May 3, 2012
Serving for a better tomorrow: Graduating senior gains more than academics from university experience
Although Kansas State University's Ariel Anib, Olathe, will graduate cum laude this year with a bachelor's degree, a secondary degree and three minors, she has learned more than what's in textbooks.
Anib has immersed herself in serving others and fighting for equal privilege, while maintaining a 3.83 grade point average in sociology. She also has a secondary major in international studies and minors in Spanish, American ethnic studies and nonprofit leadership.
"When I got to college I started to understand the value of service," Anib said. "It changed my perspective. I realized it's not about the good feeling that I get when I help others, because that's even selfish. It's the idea that I have been given privilege in my life and there are people who haven't. It's more of a fight for equality."
Anib has helped others by being active in community service.
"A lot of times we don't ask questions about what the community needs; we look at the community and tell them what they need," Anib said. "I'm not just going to go to put in my time and then leave. I'm here to serve others the way they need it."
Anib has served in many volunteer programs during her four years at Kansas State University.
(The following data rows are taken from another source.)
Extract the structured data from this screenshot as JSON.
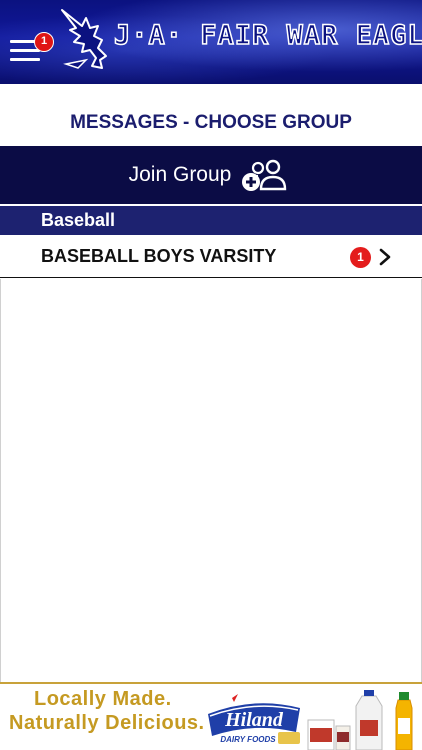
{
  "header": {
    "logo_text": "J·A· FAIR WAR EAGLES",
    "notification_count": "1",
    "colors": {
      "primary": "#11189a",
      "badge": "#e01515"
    }
  },
  "page": {
    "title": "MESSAGES - CHOOSE GROUP"
  },
  "join_group": {
    "label": "Join Group",
    "icon": "add-user-group-icon"
  },
  "sections": [
    {
      "label": "Baseball",
      "groups": [
        {
          "name": "BASEBALL BOYS VARSITY",
          "unread": "1",
          "icon": "chevron-right-icon"
        }
      ]
    }
  ],
  "ad": {
    "line1": "Locally Made.",
    "line2": "Naturally Delicious.",
    "brand": "Hiland",
    "brand_sub": "DAIRY FOODS"
  }
}
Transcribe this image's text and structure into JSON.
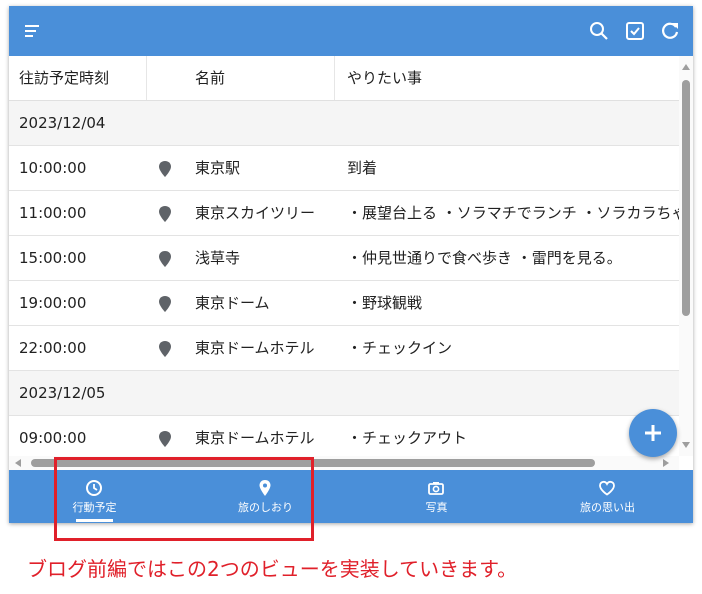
{
  "toolbar": {
    "menu_icon": "menu-icon",
    "search_icon": "search-icon",
    "checkbox_icon": "checkbox-icon",
    "refresh_icon": "refresh-icon"
  },
  "table": {
    "headers": {
      "time": "往訪予定時刻",
      "name": "名前",
      "todo": "やりたい事"
    },
    "groups": [
      {
        "date": "2023/12/04",
        "rows": [
          {
            "time": "10:00:00",
            "name": "東京駅",
            "todo": "到着"
          },
          {
            "time": "11:00:00",
            "name": "東京スカイツリー",
            "todo": "・展望台上る ・ソラマチでランチ ・ソラカラちゃん"
          },
          {
            "time": "15:00:00",
            "name": "浅草寺",
            "todo": "・仲見世通りで食べ歩き ・雷門を見る。"
          },
          {
            "time": "19:00:00",
            "name": "東京ドーム",
            "todo": "・野球観戦"
          },
          {
            "time": "22:00:00",
            "name": "東京ドームホテル",
            "todo": "・チェックイン"
          }
        ]
      },
      {
        "date": "2023/12/05",
        "rows": [
          {
            "time": "09:00:00",
            "name": "東京ドームホテル",
            "todo": "・チェックアウト"
          }
        ]
      }
    ]
  },
  "fab": {
    "icon": "plus-icon"
  },
  "bottom_nav": [
    {
      "label": "行動予定",
      "icon": "clock-icon",
      "selected": true
    },
    {
      "label": "旅のしおり",
      "icon": "map-pin-icon",
      "selected": false
    },
    {
      "label": "写真",
      "icon": "camera-icon",
      "selected": false
    },
    {
      "label": "旅の思い出",
      "icon": "heart-icon",
      "selected": false
    }
  ],
  "caption": "ブログ前編ではこの2つのビューを実装していきます。",
  "colors": {
    "primary": "#4a8fd9",
    "annotation_red": "#e0202a",
    "pin_gray": "#5f6368"
  }
}
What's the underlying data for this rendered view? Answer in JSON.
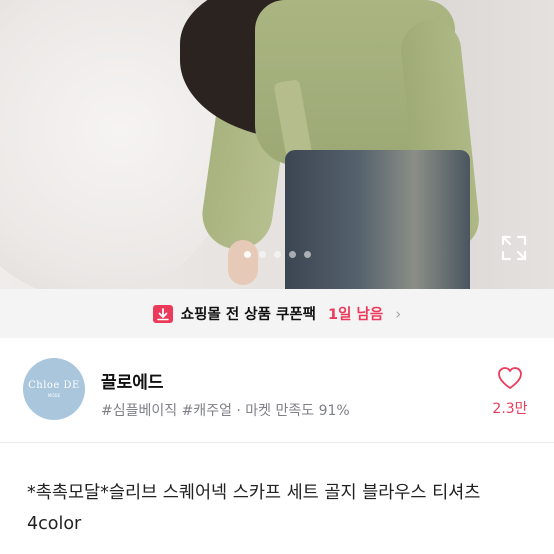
{
  "hero": {
    "image_alt": "product photo",
    "dot_count": 5,
    "active_dot": 0,
    "expand_icon": "expand-icon"
  },
  "coupon": {
    "icon": "coupon-icon",
    "text": "쇼핑몰 전 상품 쿠폰팩",
    "remaining": "1일 남음",
    "chevron": "chevron-right-icon",
    "accent": "#ec3a5b"
  },
  "shop": {
    "avatar_text": "Chloe DE",
    "avatar_subtext": "MODE",
    "name": "끌로에드",
    "tags": "#심플베이직 #캐주얼 · 마켓 만족도 91%",
    "like_icon": "heart-icon",
    "like_count": "2.3만"
  },
  "product": {
    "title": "*촉촉모달*슬리브 스퀘어넥 스카프 세트 골지 블라우스 티셔츠 4color"
  }
}
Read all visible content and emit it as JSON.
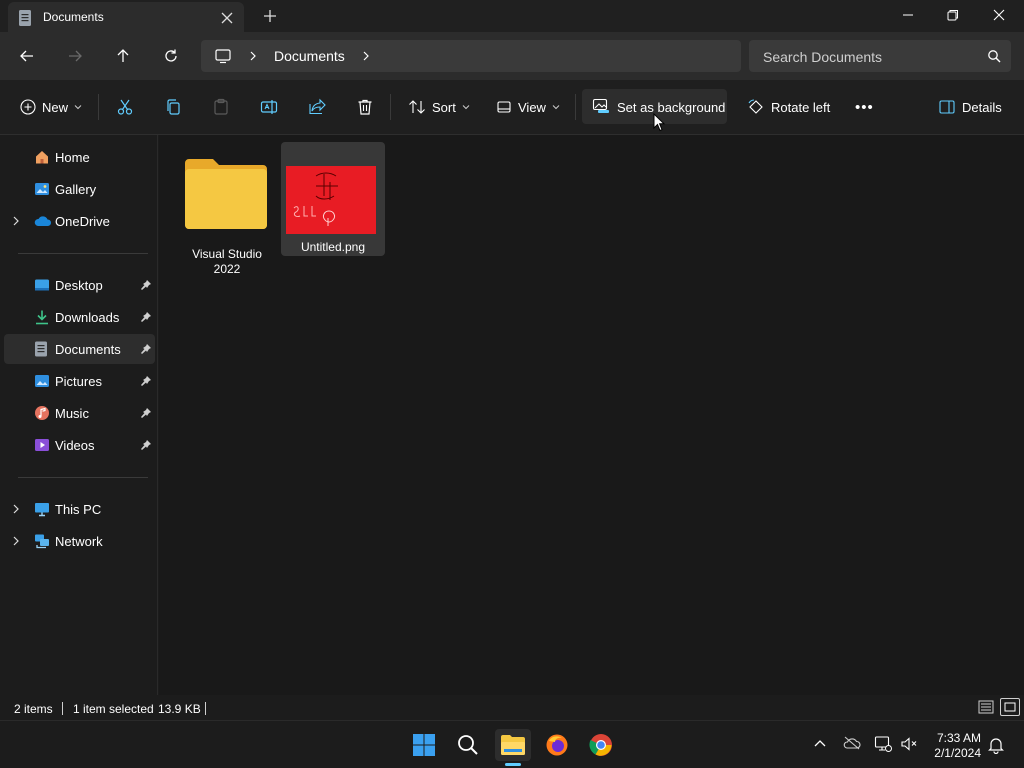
{
  "window": {
    "tab_title": "Documents",
    "new_tab_symbol": "+"
  },
  "address": {
    "path": "Documents",
    "search_placeholder": "Search Documents"
  },
  "commands": {
    "new": "New",
    "sort": "Sort",
    "view": "View",
    "set_background": "Set as background",
    "rotate_left": "Rotate left",
    "more": "•••",
    "details": "Details"
  },
  "sidebar": {
    "quick": [
      {
        "label": "Home"
      },
      {
        "label": "Gallery"
      },
      {
        "label": "OneDrive"
      }
    ],
    "pinned": [
      {
        "label": "Desktop"
      },
      {
        "label": "Downloads"
      },
      {
        "label": "Documents"
      },
      {
        "label": "Pictures"
      },
      {
        "label": "Music"
      },
      {
        "label": "Videos"
      }
    ],
    "devices": [
      {
        "label": "This PC"
      },
      {
        "label": "Network"
      }
    ]
  },
  "files": [
    {
      "name_line1": "Visual Studio",
      "name_line2": "2022",
      "type": "folder"
    },
    {
      "name": "Untitled.png",
      "type": "image"
    }
  ],
  "status": {
    "count": "2 items",
    "selection": "1 item selected",
    "size": "13.9 KB"
  },
  "clock": {
    "time": "7:33 AM",
    "date": "2/1/2024"
  },
  "colors": {
    "accent": "#60cdff",
    "folder": "#f5c842",
    "thumbnail_bg": "#e81c24"
  }
}
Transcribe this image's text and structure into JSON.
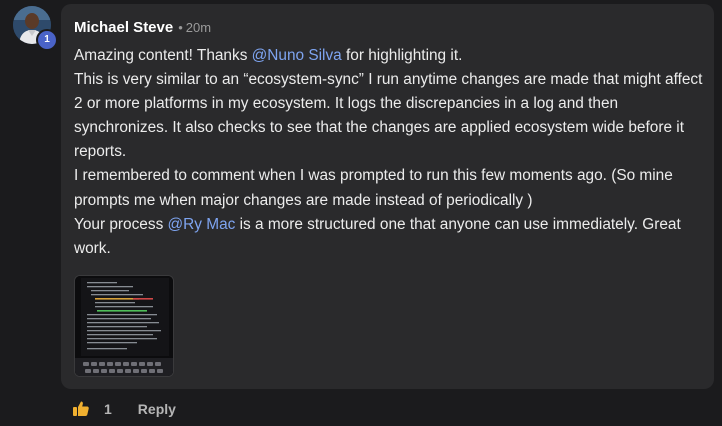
{
  "comment": {
    "author": "Michael Steve",
    "separator": "•",
    "time": "20m",
    "avatar_badge": "1",
    "paragraphs": [
      {
        "segments": [
          {
            "text": "Amazing content! Thanks ",
            "mention": false
          },
          {
            "text": "@Nuno Silva",
            "mention": true
          },
          {
            "text": " for highlighting it.",
            "mention": false
          }
        ]
      },
      {
        "segments": [
          {
            "text": "This is very similar to an “ecosystem-sync” I run anytime changes are made that might affect 2 or more platforms in my ecosystem. It logs the discrepancies in a log and then synchronizes. It also checks to see that the changes are applied ecosystem wide before it reports.",
            "mention": false
          }
        ]
      },
      {
        "segments": [
          {
            "text": "I remembered to comment when I was prompted to run this few moments ago. (So mine prompts me when major changes are made instead of periodically )",
            "mention": false
          }
        ]
      },
      {
        "segments": [
          {
            "text": "Your process ",
            "mention": false
          },
          {
            "text": "@Ry Mac",
            "mention": true
          },
          {
            "text": " is a more structured one that anyone can use immediately. Great work.",
            "mention": false
          }
        ]
      }
    ]
  },
  "actions": {
    "like_count": "1",
    "reply_label": "Reply"
  },
  "icons": {
    "like": "thumbs-up-icon"
  },
  "colors": {
    "background": "#1b1b1d",
    "bubble": "#2a2a2c",
    "mention": "#7ea4f0",
    "badge": "#4a63c8",
    "like": "#f0b030"
  }
}
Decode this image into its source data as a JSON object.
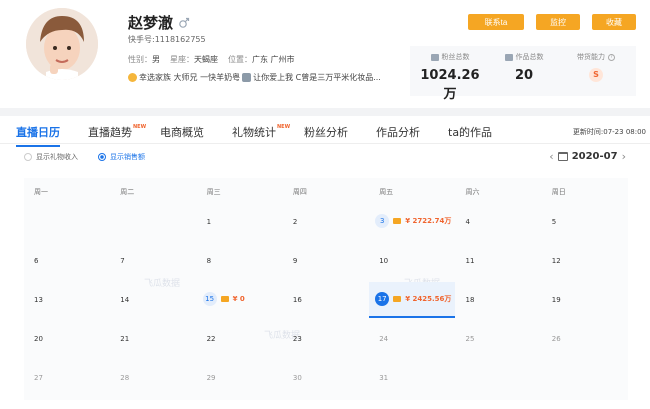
{
  "profile": {
    "name": "赵梦澈",
    "kuaishou_id": "快手号:1118162755",
    "gender_label": "性别：",
    "gender": "男",
    "zodiac_label": "星座：",
    "zodiac": "天蝎座",
    "location_label": "位置：",
    "location": "广东 广州市",
    "bio_parts": [
      "幸选家族 大师兄 一快羊奶粤",
      "让你爱上我 C曾是三万平米化妆品..."
    ]
  },
  "actions": {
    "contact_label": "联系ta",
    "monitor_label": "监控",
    "favorite_label": "收藏"
  },
  "stats": {
    "fans_label": "粉丝总数",
    "fans_value": "1024.26万",
    "works_label": "作品总数",
    "works_value": "20",
    "ability_label": "带货能力",
    "ability_value": "S"
  },
  "tabs": [
    {
      "label": "直播日历",
      "new": "",
      "active": true
    },
    {
      "label": "直播趋势",
      "new": "NEW",
      "active": false
    },
    {
      "label": "电商概览",
      "new": "",
      "active": false
    },
    {
      "label": "礼物统计",
      "new": "NEW",
      "active": false
    },
    {
      "label": "粉丝分析",
      "new": "",
      "active": false
    },
    {
      "label": "作品分析",
      "new": "",
      "active": false
    },
    {
      "label": "ta的作品",
      "new": "",
      "active": false
    }
  ],
  "update_time": "更新时间:07-23 08:00",
  "filters": {
    "gift_label": "显示礼物收入",
    "sales_label": "显示销售额"
  },
  "month": "2020-07",
  "weekdays": [
    "周一",
    "周二",
    "周三",
    "周四",
    "周五",
    "周六",
    "周日"
  ],
  "days": [
    {
      "d": "1",
      "col": 2,
      "row": 0
    },
    {
      "d": "2",
      "col": 3,
      "row": 0
    },
    {
      "d": "3",
      "col": 4,
      "row": 0,
      "amount": "¥ 2722.74万"
    },
    {
      "d": "4",
      "col": 5,
      "row": 0
    },
    {
      "d": "5",
      "col": 6,
      "row": 0
    },
    {
      "d": "6",
      "col": 0,
      "row": 1
    },
    {
      "d": "7",
      "col": 1,
      "row": 1
    },
    {
      "d": "8",
      "col": 2,
      "row": 1
    },
    {
      "d": "9",
      "col": 3,
      "row": 1
    },
    {
      "d": "10",
      "col": 4,
      "row": 1
    },
    {
      "d": "11",
      "col": 5,
      "row": 1
    },
    {
      "d": "12",
      "col": 6,
      "row": 1
    },
    {
      "d": "13",
      "col": 0,
      "row": 2
    },
    {
      "d": "14",
      "col": 1,
      "row": 2
    },
    {
      "d": "15",
      "col": 2,
      "row": 2,
      "amount": "¥ 0"
    },
    {
      "d": "16",
      "col": 3,
      "row": 2
    },
    {
      "d": "17",
      "col": 4,
      "row": 2,
      "amount": "¥ 2425.56万",
      "selected": true
    },
    {
      "d": "18",
      "col": 5,
      "row": 2
    },
    {
      "d": "19",
      "col": 6,
      "row": 2
    },
    {
      "d": "20",
      "col": 0,
      "row": 3
    },
    {
      "d": "21",
      "col": 1,
      "row": 3
    },
    {
      "d": "22",
      "col": 2,
      "row": 3
    },
    {
      "d": "23",
      "col": 3,
      "row": 3
    },
    {
      "d": "24",
      "col": 4,
      "row": 3,
      "dim": true
    },
    {
      "d": "25",
      "col": 5,
      "row": 3,
      "dim": true
    },
    {
      "d": "26",
      "col": 6,
      "row": 3,
      "dim": true
    },
    {
      "d": "27",
      "col": 0,
      "row": 4,
      "dim": true
    },
    {
      "d": "28",
      "col": 1,
      "row": 4,
      "dim": true
    },
    {
      "d": "29",
      "col": 2,
      "row": 4,
      "dim": true
    },
    {
      "d": "30",
      "col": 3,
      "row": 4,
      "dim": true
    },
    {
      "d": "31",
      "col": 4,
      "row": 4,
      "dim": true
    }
  ],
  "watermark": "飞瓜数据",
  "colors": {
    "accent": "#1a73e8",
    "button": "#f5a623",
    "amount": "#f0652f"
  }
}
In 2010 she was part of an International Service Team to Mexico, she assisted children with one-on-one tutoring at Ogden Elementary School and she volunteered at the Crisis Center of Manhattan, translating for Spanish-speaking victims of domestic violence. During the 2011 winter break she led an alternative break trip to Houston to help children of incarcerated parents.
"Ariel is an amazing young woman whose energy level is matched only by her intellectual capacity," said Anita Cortez, administrative director of the university's Developing Scholars Program. "She is bright and focused on how to have an impact for the betterment of society. I can hardly wait to see what she'll accomplish in another 10 years."
Anib's research through the Developing Scholars Program has given her a deeper understanding of death row inmates and human trafficking issues, such as sex trafficking and forced labor of smuggled immigrants. She has volunteered with the International Justice Mission, Hagar International and World Vision -- all international nonprofit organizations that provide support and services for victims and survivors of human trafficking. Her experiences with these organizations and her research on human trafficking led her to work on legislation that would prevent such issues.
"I've learned that the public's terminology of prostitution is skewed. People often think of it as a choice," Anib said. "When I was doing my internship with Mission Adelante in Kansas City, I'd see people on the corners and wonder, 'Why don’t get their lives together?' Then I realized that prostitution isn't an option for these women; it is forced. Often women try to get out of it but they go back because no one has created options for them. It follows the same cycle as domestic abuse."
Inspired by what she learned through her service and research on human trafficking, Anib organized the Stop Slavery Summit 2011, sponsored by K-Staters that Care, a committee she founded. The summit was a three-day event organized by more than 40 volunteers and with more than 200 people participating in the events.
"I have seen progress in awareness from when I first got here," Anib said. "This year I've seen more events about human trafficking and issues like that then my whole time at K-State, and it's been awesome to watch and see more students taking up the cause."
Most people who are trafficked come from low-income populations, Anib said. In August, she will work on preventing human trafficking by teaching English in Mexico. Providing equal access to education fights poverty and prevents human trafficking, she said. Although she is scheduled to be in Mexico for nine months, she is open to staying longer if she is needed.
"I told my parents that I'm going to Mexico with open hands and no plans," Anib said.
If Anib does come back to the United States, she plans to apply for either graduate school or law school at the University of Texas in Austin. While money is important, she doesn't want to forget about her overall purpose in life.
"I don't have this need for a monetary security blanket so I can sit on a bunch of money that I've got saved up for a rainy day. I want to be able to use my faith to fight for justice -- and that's it," Anib said.
Anib has earned many honors and awards for her work while at K-State, including the Dean of Student Life Outstanding Graduating Senior Award, Pat J. Bosco Outstanding Graduating Senior for the School of Leadership Studies, Truman Scholarship semifinalist, Commerce Bank Award for Enhancing Multiculturalism, K-State PROUD Hero Award and Wildcat Peace Award. She also is a member of Phi Beta Kappa and Phi Kappa Phi national honor societies, the university's Multicultural Student Honor Society and Sigma Delta Pi, the Spanish honorary.
A 2008 graduate of Olathe East High School, Anib is the daughter of Rhonda Workcuff and Raymond Moses-Anib, both of Olathe.